そのため多くの悪徳業者は契約を急ぎます。利用する企業としては事前相談のつもりでいても、その場で契約を結ぶように急ぐ業者は怪しんだ方が良いでしょう。
「今契約すれば手数料が安くなる」
「ほかよりも絶対に有利な契約になっている」
などといい、契約を焦る業者はまず疑って、より慎重に契約内容をチェックすることをおすすめします。
ファクタリングと貸金業についてのまとめ
ファクタリング業者は貸金業者ではありません。もちろん貸金業者として登録をしている会社がファクタリング事業を行うことは可能ですが、ファクタリング自体は貸金業者登録をしていなくても行えます。

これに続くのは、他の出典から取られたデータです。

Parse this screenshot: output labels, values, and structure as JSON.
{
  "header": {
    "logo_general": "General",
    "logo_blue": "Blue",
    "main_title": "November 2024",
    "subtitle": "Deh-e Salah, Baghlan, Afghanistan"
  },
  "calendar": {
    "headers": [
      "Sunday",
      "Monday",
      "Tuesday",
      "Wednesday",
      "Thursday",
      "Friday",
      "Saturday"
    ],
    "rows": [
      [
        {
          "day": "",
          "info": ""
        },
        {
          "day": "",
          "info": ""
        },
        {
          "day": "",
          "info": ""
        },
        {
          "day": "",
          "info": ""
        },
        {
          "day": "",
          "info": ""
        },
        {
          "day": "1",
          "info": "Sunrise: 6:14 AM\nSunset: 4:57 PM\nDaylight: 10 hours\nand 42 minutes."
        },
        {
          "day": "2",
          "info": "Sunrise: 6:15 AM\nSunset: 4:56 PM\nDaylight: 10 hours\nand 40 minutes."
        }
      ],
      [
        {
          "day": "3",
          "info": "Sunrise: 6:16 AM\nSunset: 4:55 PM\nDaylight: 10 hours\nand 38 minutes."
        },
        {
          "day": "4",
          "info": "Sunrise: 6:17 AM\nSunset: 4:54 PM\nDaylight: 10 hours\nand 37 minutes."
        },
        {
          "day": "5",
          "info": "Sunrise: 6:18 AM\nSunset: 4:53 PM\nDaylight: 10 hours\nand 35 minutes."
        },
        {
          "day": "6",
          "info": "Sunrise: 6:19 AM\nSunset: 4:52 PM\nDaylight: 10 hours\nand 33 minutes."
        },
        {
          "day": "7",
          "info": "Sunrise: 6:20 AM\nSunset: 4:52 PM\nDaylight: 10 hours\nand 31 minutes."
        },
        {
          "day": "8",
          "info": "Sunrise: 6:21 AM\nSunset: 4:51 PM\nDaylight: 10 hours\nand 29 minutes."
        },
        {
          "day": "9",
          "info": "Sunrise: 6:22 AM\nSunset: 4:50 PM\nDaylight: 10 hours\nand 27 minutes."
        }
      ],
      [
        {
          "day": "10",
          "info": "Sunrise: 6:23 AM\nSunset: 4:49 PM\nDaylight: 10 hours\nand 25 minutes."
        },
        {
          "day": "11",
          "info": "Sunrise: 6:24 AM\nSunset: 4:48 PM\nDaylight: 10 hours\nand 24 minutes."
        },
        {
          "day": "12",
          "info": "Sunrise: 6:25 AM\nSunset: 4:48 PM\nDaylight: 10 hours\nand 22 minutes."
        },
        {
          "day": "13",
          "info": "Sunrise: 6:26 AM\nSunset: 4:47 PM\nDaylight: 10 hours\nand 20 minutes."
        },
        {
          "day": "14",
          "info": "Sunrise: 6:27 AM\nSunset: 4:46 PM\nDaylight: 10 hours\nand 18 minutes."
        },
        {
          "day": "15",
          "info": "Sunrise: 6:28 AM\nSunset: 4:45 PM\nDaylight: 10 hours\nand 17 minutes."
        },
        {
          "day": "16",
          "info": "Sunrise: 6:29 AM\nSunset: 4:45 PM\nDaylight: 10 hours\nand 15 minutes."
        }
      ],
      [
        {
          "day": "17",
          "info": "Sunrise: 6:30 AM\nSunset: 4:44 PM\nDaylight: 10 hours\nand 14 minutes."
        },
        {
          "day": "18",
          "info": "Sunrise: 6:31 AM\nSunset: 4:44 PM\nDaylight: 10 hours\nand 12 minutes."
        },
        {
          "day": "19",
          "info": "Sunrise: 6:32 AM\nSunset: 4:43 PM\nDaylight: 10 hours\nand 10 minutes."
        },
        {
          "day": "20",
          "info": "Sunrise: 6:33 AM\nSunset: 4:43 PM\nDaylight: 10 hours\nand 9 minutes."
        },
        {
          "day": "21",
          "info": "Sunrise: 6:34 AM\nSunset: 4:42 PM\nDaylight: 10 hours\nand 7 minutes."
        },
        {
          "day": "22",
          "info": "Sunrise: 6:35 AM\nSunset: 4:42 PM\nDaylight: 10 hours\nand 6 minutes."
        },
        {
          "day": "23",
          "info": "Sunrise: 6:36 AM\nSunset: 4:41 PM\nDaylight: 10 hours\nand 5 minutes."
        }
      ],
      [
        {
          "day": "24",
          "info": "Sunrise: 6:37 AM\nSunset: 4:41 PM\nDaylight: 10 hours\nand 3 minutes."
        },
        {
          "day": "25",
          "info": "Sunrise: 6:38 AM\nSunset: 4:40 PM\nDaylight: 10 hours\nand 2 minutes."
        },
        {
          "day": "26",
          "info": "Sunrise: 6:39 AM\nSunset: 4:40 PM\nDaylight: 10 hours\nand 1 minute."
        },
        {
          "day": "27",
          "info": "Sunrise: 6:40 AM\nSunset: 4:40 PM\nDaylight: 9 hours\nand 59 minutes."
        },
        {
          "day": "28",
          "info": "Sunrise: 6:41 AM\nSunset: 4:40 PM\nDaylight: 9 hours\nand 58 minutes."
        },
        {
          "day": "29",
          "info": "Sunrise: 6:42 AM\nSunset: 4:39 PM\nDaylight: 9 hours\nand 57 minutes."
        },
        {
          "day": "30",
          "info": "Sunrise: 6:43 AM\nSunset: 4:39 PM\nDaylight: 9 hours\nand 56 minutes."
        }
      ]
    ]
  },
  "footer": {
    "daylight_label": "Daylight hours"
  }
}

貸金業とファクタリングの大きな違いは契約の違い。貸金業では貸金契約を結びますが、ファクタリング業者は債権譲渡契約を結びます。
そのためファクタリングには金利はありません。貸金業者が結ぶ貸金契約には金利があり、この金利は貸金業法という法律で上限金利が定められています。
貸金契約はどの業者と結んでも、法律で定められた法定金利があるため、金利には大きな差が出ません。しかしファクタリングにおける手数料には、法的な定めがありません。そのためファクタリング会社ごとに差が出るのがこの手数料の部分となります。
ファクタリング会社を探す場合は、この手数料に注目して選ぶのがおすすめですが、その際悪徳業者に引っかからないように十分に注意しましょう。